Inverse Trigonometry – Theorem
Statement: Tan⁻¹ x + Tan⁻¹ y = Tan⁻¹ \(\left( \frac{x+y}{1-xy} \right)\) for x > 0, y > 0, xy < 1 = π + Tan⁻¹ \(\left( \frac{x+y}{1-xy} \right)\) for x > 0, y > 0, xy > 1.
Proof:
Case (i): Suppose x > 0, y > 0, xy < 1
x > 0 → 0 < Tan⁻¹ x < π/2
y > 0 → 0 < Tan⁻¹ y < π/2
Let Tan⁻¹ x = α, Tan⁻¹ y = β
Then x = Tan α, y = Tan β
0 < Tan⁻¹ x < π/2 → 0 < α < π/2
0 < Tan⁻¹ y < π/2 → 0 < β < π/2
0 < α < π/2, 0 < β < π/2 → 0 < α + β < π
\(\tan \left( \alpha +\beta \right)=\frac{\tan \alpha +\tan \beta }{1-\tan \alpha \tan \beta }=\frac{\operatorname{Tan}\alpha +\operatorname{Tan}\beta }{1-\operatorname{Tan}\alpha \operatorname{Tan}\beta }=\frac{x+y}{1-xy}>0\).

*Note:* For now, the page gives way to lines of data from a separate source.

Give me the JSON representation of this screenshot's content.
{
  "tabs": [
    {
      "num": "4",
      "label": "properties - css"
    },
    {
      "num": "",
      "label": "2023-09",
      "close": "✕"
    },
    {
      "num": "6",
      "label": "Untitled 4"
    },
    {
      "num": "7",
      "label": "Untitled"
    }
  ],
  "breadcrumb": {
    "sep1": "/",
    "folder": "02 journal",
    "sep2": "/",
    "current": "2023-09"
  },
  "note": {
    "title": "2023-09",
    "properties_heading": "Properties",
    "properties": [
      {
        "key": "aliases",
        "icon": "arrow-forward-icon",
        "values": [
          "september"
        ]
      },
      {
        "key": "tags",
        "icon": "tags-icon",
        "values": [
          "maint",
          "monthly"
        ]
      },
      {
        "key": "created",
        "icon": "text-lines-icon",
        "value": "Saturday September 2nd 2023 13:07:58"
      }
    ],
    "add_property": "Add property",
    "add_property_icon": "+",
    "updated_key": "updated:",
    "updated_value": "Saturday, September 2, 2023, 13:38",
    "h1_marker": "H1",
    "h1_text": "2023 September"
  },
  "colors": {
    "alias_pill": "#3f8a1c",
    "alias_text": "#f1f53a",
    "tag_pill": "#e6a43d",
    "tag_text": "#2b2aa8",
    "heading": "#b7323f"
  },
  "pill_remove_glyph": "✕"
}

0 < α + β < π, tan (α + β) > 0
0 < α + β < π / 2
∴ Tan (α + β) = tan (α + β)
= \(\frac{x+y}{1-xy}\Rightarrow {{\operatorname{Tan}}^{-1}}\frac{x+y}{1-xy}\).
= α + β = Tan⁻¹ x + Tan⁻¹ y
Case (ii): Suppose x > 0, y > 0, xy > 1
x > 0 → 0 < Tan⁻¹ x < π/2
y > 0 → 0 < Tan⁻¹ y < π/2
Let Tan⁻¹ x = α, Tan⁻¹ y = β.
Then x = Tan α, y = Tan β
0 < Tan⁻¹ x < π / 2, 0 < Tan⁻¹ y < π/2
0 < α < π/2, 0 < β < π/2
0 < α + β < π
\(\tan \left( \alpha +\beta \right)=\frac{\tan \alpha +\tan \beta }{1-\tan \alpha \tan \beta }=\frac{\operatorname{Tan}\alpha +\operatorname{Tan}\beta }{1-\operatorname{Tan}\alpha \operatorname{Tan}\beta }=\frac{x+y}{1-xy}<0\).
0 < α + β < π, tan (α + β – π)
= -tan [π – (α + β)]
= tan (α + β) \(=\frac{x+y}{1-xy}\).
Tan⁻¹\(\frac{x+y}{1-xy}\) = α + β – π
α + β = π + Tan⁻¹\(\frac{x+y}{1-xy}\).
Tan⁻¹ x + Tan⁻¹ y = π + Tan⁻¹\(\frac{x+y}{1-xy}\).